How to Improve accuracy Multilabel sequential text classification

Asked Aug 14 '22 at 18:38

Active Aug 16 '22 at 08:38

Viewed 29 times

I have a dataset which consist of patient complaints as a input and multiple diagnoses as a output.

I tokenized every word of input text with padding so it like [22,10,4,5,0,0,0,0] and output is diagnosis which is one-hot encoding [1,0,0,0,0,1........] (850 diagnosis)

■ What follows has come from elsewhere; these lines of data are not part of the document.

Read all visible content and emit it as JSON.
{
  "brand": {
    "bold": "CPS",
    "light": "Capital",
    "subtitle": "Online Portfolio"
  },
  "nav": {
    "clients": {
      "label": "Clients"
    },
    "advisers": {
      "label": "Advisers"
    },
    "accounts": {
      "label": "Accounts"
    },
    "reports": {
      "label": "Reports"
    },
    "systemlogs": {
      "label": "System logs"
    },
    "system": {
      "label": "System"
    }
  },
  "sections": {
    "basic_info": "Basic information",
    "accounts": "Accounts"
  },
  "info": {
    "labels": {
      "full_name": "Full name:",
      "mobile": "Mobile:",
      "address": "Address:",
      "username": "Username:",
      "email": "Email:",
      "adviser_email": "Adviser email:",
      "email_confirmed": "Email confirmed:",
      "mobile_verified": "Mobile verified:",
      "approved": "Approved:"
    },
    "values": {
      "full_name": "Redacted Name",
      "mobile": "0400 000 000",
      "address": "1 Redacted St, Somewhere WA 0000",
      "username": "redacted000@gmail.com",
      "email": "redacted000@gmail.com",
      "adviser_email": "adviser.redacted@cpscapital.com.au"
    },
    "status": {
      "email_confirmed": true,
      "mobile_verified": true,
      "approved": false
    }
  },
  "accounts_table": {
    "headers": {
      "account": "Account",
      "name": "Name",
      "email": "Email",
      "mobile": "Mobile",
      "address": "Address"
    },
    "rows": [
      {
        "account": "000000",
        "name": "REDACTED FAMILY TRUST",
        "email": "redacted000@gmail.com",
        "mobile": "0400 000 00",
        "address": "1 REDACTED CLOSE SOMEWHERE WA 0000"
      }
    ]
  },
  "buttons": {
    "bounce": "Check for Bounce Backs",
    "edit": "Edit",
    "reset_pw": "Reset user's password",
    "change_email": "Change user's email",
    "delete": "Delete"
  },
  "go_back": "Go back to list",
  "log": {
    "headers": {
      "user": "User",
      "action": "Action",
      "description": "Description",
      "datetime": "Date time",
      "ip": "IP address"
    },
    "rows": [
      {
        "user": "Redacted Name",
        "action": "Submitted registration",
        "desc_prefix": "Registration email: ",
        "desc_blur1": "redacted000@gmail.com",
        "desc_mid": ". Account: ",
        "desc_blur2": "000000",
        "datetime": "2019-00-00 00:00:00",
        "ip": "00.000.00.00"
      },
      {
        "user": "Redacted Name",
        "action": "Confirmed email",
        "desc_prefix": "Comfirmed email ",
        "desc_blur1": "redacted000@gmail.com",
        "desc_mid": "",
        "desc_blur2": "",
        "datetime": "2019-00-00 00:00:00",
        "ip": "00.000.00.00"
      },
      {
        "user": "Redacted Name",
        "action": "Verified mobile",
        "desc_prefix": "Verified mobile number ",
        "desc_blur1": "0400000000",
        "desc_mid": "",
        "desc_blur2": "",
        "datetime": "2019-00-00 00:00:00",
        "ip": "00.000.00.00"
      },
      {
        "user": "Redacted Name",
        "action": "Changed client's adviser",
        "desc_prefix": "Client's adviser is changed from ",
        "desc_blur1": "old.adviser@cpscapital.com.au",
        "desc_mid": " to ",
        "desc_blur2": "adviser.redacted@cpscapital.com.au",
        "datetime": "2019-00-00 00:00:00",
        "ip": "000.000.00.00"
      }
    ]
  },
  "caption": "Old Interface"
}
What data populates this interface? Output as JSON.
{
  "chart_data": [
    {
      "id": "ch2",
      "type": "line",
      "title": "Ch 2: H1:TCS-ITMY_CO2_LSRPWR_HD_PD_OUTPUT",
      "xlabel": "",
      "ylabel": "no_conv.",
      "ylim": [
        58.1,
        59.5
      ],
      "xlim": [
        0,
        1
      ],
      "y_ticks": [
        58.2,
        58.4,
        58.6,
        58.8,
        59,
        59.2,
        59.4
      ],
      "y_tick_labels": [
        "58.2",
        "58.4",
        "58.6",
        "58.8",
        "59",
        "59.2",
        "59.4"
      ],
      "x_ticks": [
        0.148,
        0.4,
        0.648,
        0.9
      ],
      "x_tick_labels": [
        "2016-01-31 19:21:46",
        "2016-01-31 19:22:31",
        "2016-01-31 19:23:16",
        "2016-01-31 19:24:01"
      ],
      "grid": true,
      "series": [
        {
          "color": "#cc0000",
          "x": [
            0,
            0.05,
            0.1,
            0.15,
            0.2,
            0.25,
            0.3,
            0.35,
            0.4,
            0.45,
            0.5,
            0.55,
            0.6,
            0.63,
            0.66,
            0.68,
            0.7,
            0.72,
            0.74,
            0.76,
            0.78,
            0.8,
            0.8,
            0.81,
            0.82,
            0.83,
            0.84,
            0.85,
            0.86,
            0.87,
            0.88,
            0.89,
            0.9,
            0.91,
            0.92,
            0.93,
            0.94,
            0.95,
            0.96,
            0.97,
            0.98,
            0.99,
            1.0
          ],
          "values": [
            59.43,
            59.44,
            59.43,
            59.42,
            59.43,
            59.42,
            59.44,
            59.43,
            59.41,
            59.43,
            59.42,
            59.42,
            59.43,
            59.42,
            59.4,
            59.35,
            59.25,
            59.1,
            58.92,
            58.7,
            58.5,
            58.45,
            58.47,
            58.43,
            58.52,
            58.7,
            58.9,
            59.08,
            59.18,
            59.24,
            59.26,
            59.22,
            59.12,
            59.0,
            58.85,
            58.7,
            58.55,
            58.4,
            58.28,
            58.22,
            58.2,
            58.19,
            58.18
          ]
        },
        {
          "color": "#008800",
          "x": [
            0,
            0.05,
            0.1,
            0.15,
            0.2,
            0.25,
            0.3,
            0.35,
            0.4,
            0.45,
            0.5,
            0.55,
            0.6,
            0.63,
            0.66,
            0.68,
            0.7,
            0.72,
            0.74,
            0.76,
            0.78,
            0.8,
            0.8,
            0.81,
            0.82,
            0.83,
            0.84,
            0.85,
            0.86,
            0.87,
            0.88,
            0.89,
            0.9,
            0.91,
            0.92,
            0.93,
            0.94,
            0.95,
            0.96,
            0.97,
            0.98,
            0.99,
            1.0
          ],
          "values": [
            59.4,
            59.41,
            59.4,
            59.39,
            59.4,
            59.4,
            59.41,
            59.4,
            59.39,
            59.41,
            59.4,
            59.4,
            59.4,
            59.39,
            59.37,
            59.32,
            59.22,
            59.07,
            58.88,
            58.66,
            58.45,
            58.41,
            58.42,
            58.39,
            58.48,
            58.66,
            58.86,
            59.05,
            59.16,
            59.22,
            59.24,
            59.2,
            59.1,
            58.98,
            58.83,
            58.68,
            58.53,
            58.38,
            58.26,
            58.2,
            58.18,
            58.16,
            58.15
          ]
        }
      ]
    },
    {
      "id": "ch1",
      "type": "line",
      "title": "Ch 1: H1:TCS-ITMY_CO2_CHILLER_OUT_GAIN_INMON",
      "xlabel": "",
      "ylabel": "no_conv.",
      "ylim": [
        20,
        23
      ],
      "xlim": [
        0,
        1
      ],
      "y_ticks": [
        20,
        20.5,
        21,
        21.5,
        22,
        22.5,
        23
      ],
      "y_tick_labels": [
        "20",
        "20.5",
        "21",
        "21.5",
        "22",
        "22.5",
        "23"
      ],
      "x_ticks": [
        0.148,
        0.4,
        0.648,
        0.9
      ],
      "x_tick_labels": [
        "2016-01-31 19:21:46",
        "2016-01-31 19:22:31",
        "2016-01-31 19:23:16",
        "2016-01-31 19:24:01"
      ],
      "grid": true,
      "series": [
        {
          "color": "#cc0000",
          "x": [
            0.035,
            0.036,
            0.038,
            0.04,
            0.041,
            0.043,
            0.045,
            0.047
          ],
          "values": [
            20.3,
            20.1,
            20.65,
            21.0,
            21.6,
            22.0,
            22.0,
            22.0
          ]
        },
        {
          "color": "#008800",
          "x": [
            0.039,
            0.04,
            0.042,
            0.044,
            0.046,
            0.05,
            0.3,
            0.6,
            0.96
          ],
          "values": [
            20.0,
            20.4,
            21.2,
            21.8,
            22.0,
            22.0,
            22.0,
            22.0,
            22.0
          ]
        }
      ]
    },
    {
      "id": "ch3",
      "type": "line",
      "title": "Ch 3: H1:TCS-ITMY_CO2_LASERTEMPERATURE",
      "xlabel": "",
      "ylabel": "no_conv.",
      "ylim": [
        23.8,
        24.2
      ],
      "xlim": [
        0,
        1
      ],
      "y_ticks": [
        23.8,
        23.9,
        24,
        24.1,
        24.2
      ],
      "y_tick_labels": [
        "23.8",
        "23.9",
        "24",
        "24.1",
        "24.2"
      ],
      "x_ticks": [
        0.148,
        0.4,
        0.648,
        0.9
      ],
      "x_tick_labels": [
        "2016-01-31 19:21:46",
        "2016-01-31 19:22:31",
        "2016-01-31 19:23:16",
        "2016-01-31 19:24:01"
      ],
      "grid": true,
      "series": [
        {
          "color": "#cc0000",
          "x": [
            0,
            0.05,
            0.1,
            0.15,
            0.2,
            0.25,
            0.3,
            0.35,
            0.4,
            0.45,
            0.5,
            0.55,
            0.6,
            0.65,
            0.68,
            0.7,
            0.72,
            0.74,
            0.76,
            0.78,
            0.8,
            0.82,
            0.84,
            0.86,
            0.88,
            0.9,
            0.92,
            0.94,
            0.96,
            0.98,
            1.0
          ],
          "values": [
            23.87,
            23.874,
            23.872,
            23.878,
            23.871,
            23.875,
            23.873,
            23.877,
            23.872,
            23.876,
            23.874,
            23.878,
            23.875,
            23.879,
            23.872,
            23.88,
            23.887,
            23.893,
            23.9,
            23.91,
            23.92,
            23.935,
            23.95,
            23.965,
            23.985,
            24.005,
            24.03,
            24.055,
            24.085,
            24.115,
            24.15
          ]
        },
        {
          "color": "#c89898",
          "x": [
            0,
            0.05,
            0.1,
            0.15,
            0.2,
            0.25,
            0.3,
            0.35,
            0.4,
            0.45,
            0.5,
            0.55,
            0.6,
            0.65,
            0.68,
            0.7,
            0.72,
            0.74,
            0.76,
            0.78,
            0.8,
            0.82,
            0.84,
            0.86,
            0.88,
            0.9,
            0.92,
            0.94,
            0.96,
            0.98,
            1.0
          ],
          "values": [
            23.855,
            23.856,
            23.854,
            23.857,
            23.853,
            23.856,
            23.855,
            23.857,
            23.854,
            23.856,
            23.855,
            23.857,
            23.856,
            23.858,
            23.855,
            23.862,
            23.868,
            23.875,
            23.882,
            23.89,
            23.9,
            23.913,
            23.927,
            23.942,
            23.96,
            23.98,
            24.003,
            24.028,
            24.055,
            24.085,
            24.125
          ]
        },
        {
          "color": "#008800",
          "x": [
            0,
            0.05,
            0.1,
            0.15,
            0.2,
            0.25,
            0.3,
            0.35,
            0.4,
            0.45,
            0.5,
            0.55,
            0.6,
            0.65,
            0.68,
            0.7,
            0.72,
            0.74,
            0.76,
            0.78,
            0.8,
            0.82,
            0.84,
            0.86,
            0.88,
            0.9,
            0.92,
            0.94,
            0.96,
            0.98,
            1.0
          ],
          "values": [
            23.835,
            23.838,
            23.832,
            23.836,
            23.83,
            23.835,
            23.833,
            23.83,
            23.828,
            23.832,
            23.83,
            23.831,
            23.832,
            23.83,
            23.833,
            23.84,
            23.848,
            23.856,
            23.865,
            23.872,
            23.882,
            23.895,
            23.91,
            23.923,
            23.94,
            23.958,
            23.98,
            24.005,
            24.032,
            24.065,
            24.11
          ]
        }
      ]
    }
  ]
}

I am trying to train my model

 model = Sequential()
# Configuring the parameters
model.add(Embedding(vocab_size, output_dim=858, input_length=len(X_train)))
model.add(LSTM(128*2, return_sequences=True))  
# Adding a dropout layer
model.add(Dropout(0.5))
model.add(LSTM(64*2))
model.add(Dropout(0.5))
# Adding a dense output layer with sigmoid activation
model.add(Dense(858, activation='sigmoid'))
model.summary()
model.compile(optimizer='adam', loss='binary_crossentropy',metrics=['accuracy'])

But the accuracy could not higher than 0.3 %30 over the 50 epochs.

Dataset :

Text: cought, fever, nausea. - Target : X1.0 Y.10 C.2.5 C3.5 (diagnosis code, each code represents diagnosis so i converted it to one hot encoding across to all distinct diagnosis)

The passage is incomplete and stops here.